"Your son will be crushed, beaten down, humiliated to the lowest, by this revelation. Ask yourself how he will reward the people who have caused the discovery. Will he reward the hand which inflicts this lifelong shame—it can be nothing less to him—with affection and gratitude—or——? Finish the question for yourself."

Alice clasped her hands. Then she rose and bowed her head. "Lord, have mercy upon me, miserable sinner!" she murmured.

Molly laid her arm round her waist.

"Take me to my room," she murmured.

Her room opened out of the sitting-room. Through the open door Sir Robert saw her lying rather than kneeling at the bedside, her arms thrown upon the counterpane. Molly stood over her, the tears streaming down her cheeks.

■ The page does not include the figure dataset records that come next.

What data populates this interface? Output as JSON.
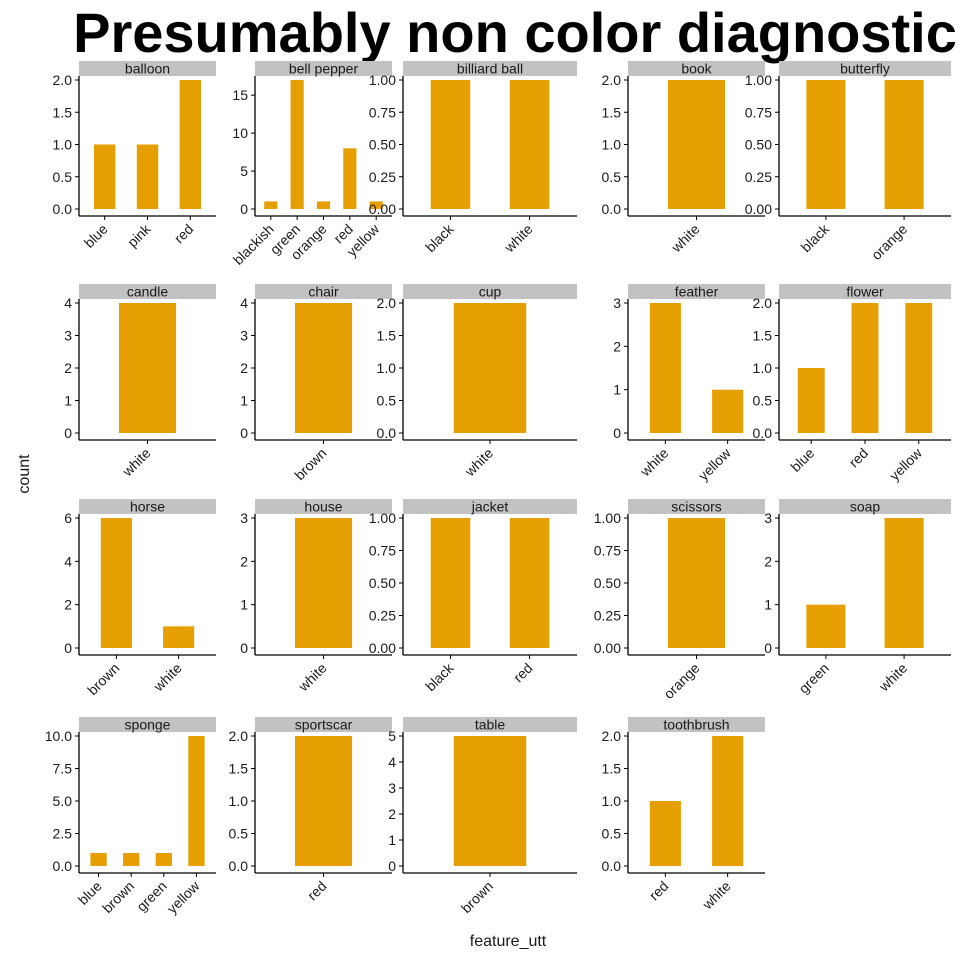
{
  "title": "Presumably non color diagnostic",
  "chart_data": {
    "type": "bar",
    "title": "Presumably non color diagnostic",
    "xlabel": "feature_utt",
    "ylabel": "count",
    "bar_color": "#E69F00",
    "strip_color": "#C2C2C2",
    "grid": false,
    "panels": [
      {
        "name": "balloon",
        "categories": [
          "blue",
          "pink",
          "red"
        ],
        "values": [
          1,
          1,
          2
        ],
        "ylim": [
          0,
          2
        ],
        "ticks": [
          0.0,
          0.5,
          1.0,
          1.5,
          2.0
        ],
        "tick_labels": [
          "0.0",
          "0.5",
          "1.0",
          "1.5",
          "2.0"
        ]
      },
      {
        "name": "bell pepper",
        "categories": [
          "blackish",
          "green",
          "orange",
          "red",
          "yellow"
        ],
        "values": [
          1,
          17,
          1,
          8,
          1
        ],
        "ylim": [
          0,
          17
        ],
        "ticks": [
          0,
          5,
          10,
          15
        ],
        "tick_labels": [
          "0",
          "5",
          "10",
          "15"
        ]
      },
      {
        "name": "billiard ball",
        "categories": [
          "black",
          "white"
        ],
        "values": [
          1,
          1
        ],
        "ylim": [
          0,
          1
        ],
        "ticks": [
          0,
          0.25,
          0.5,
          0.75,
          1
        ],
        "tick_labels": [
          "0.00",
          "0.25",
          "0.50",
          "0.75",
          "1.00"
        ]
      },
      {
        "name": "book",
        "categories": [
          "white"
        ],
        "values": [
          2
        ],
        "ylim": [
          0,
          2
        ],
        "ticks": [
          0.0,
          0.5,
          1.0,
          1.5,
          2.0
        ],
        "tick_labels": [
          "0.0",
          "0.5",
          "1.0",
          "1.5",
          "2.0"
        ]
      },
      {
        "name": "butterfly",
        "categories": [
          "black",
          "orange"
        ],
        "values": [
          1,
          1
        ],
        "ylim": [
          0,
          1
        ],
        "ticks": [
          0,
          0.25,
          0.5,
          0.75,
          1
        ],
        "tick_labels": [
          "0.00",
          "0.25",
          "0.50",
          "0.75",
          "1.00"
        ]
      },
      {
        "name": "candle",
        "categories": [
          "white"
        ],
        "values": [
          4
        ],
        "ylim": [
          0,
          4
        ],
        "ticks": [
          0,
          1,
          2,
          3,
          4
        ],
        "tick_labels": [
          "0",
          "1",
          "2",
          "3",
          "4"
        ]
      },
      {
        "name": "chair",
        "categories": [
          "brown"
        ],
        "values": [
          4
        ],
        "ylim": [
          0,
          4
        ],
        "ticks": [
          0,
          1,
          2,
          3,
          4
        ],
        "tick_labels": [
          "0",
          "1",
          "2",
          "3",
          "4"
        ]
      },
      {
        "name": "cup",
        "categories": [
          "white"
        ],
        "values": [
          2
        ],
        "ylim": [
          0,
          2
        ],
        "ticks": [
          0.0,
          0.5,
          1.0,
          1.5,
          2.0
        ],
        "tick_labels": [
          "0.0",
          "0.5",
          "1.0",
          "1.5",
          "2.0"
        ]
      },
      {
        "name": "feather",
        "categories": [
          "white",
          "yellow"
        ],
        "values": [
          3,
          1
        ],
        "ylim": [
          0,
          3
        ],
        "ticks": [
          0,
          1,
          2,
          3
        ],
        "tick_labels": [
          "0",
          "1",
          "2",
          "3"
        ]
      },
      {
        "name": "flower",
        "categories": [
          "blue",
          "red",
          "yellow"
        ],
        "values": [
          1,
          2,
          2
        ],
        "ylim": [
          0,
          2
        ],
        "ticks": [
          0.0,
          0.5,
          1.0,
          1.5,
          2.0
        ],
        "tick_labels": [
          "0.0",
          "0.5",
          "1.0",
          "1.5",
          "2.0"
        ]
      },
      {
        "name": "horse",
        "categories": [
          "brown",
          "white"
        ],
        "values": [
          6,
          1
        ],
        "ylim": [
          0,
          6
        ],
        "ticks": [
          0,
          2,
          4,
          6
        ],
        "tick_labels": [
          "0",
          "2",
          "4",
          "6"
        ]
      },
      {
        "name": "house",
        "categories": [
          "white"
        ],
        "values": [
          3
        ],
        "ylim": [
          0,
          3
        ],
        "ticks": [
          0,
          1,
          2,
          3
        ],
        "tick_labels": [
          "0",
          "1",
          "2",
          "3"
        ]
      },
      {
        "name": "jacket",
        "categories": [
          "black",
          "red"
        ],
        "values": [
          1,
          1
        ],
        "ylim": [
          0,
          1
        ],
        "ticks": [
          0,
          0.25,
          0.5,
          0.75,
          1
        ],
        "tick_labels": [
          "0.00",
          "0.25",
          "0.50",
          "0.75",
          "1.00"
        ]
      },
      {
        "name": "scissors",
        "categories": [
          "orange"
        ],
        "values": [
          1
        ],
        "ylim": [
          0,
          1
        ],
        "ticks": [
          0,
          0.25,
          0.5,
          0.75,
          1
        ],
        "tick_labels": [
          "0.00",
          "0.25",
          "0.50",
          "0.75",
          "1.00"
        ]
      },
      {
        "name": "soap",
        "categories": [
          "green",
          "white"
        ],
        "values": [
          1,
          3
        ],
        "ylim": [
          0,
          3
        ],
        "ticks": [
          0,
          1,
          2,
          3
        ],
        "tick_labels": [
          "0",
          "1",
          "2",
          "3"
        ]
      },
      {
        "name": "sponge",
        "categories": [
          "blue",
          "brown",
          "green",
          "yellow"
        ],
        "values": [
          1,
          1,
          1,
          10
        ],
        "ylim": [
          0,
          10
        ],
        "ticks": [
          0,
          2.5,
          5,
          7.5,
          10
        ],
        "tick_labels": [
          "0.0",
          "2.5",
          "5.0",
          "7.5",
          "10.0"
        ]
      },
      {
        "name": "sportscar",
        "categories": [
          "red"
        ],
        "values": [
          2
        ],
        "ylim": [
          0,
          2
        ],
        "ticks": [
          0.0,
          0.5,
          1.0,
          1.5,
          2.0
        ],
        "tick_labels": [
          "0.0",
          "0.5",
          "1.0",
          "1.5",
          "2.0"
        ]
      },
      {
        "name": "table",
        "categories": [
          "brown"
        ],
        "values": [
          5
        ],
        "ylim": [
          0,
          5
        ],
        "ticks": [
          0,
          1,
          2,
          3,
          4,
          5
        ],
        "tick_labels": [
          "0",
          "1",
          "2",
          "3",
          "4",
          "5"
        ]
      },
      {
        "name": "toothbrush",
        "categories": [
          "red",
          "white"
        ],
        "values": [
          1,
          2
        ],
        "ylim": [
          0,
          2
        ],
        "ticks": [
          0.0,
          0.5,
          1.0,
          1.5,
          2.0
        ],
        "tick_labels": [
          "0.0",
          "0.5",
          "1.0",
          "1.5",
          "2.0"
        ]
      }
    ]
  }
}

The doctor beckoned the girl to leave her. "My dear"—his own eyes were dim with an unaccustomed blurr; he could walk without emotion through a hundred wards filled with suffering bodies, but he had never walked the ward of suffering souls—"my dear, leave her for a while. We are all miserable sinners, you and Dick, with your revengeful thoughts, and I, and everybody. And the greatest sinner is the young man himself."

"I did not think," Molly sobbed. "I only thought—we only wanted to prove the case."

"It is the old, old parable. The false mother thinks only of herself; the true mother thinks of her son. Solomon, I thank thee!"

The true mother came back. "Doctor, do what you will—what you can—I will spare him. Let things remain exactly as they are."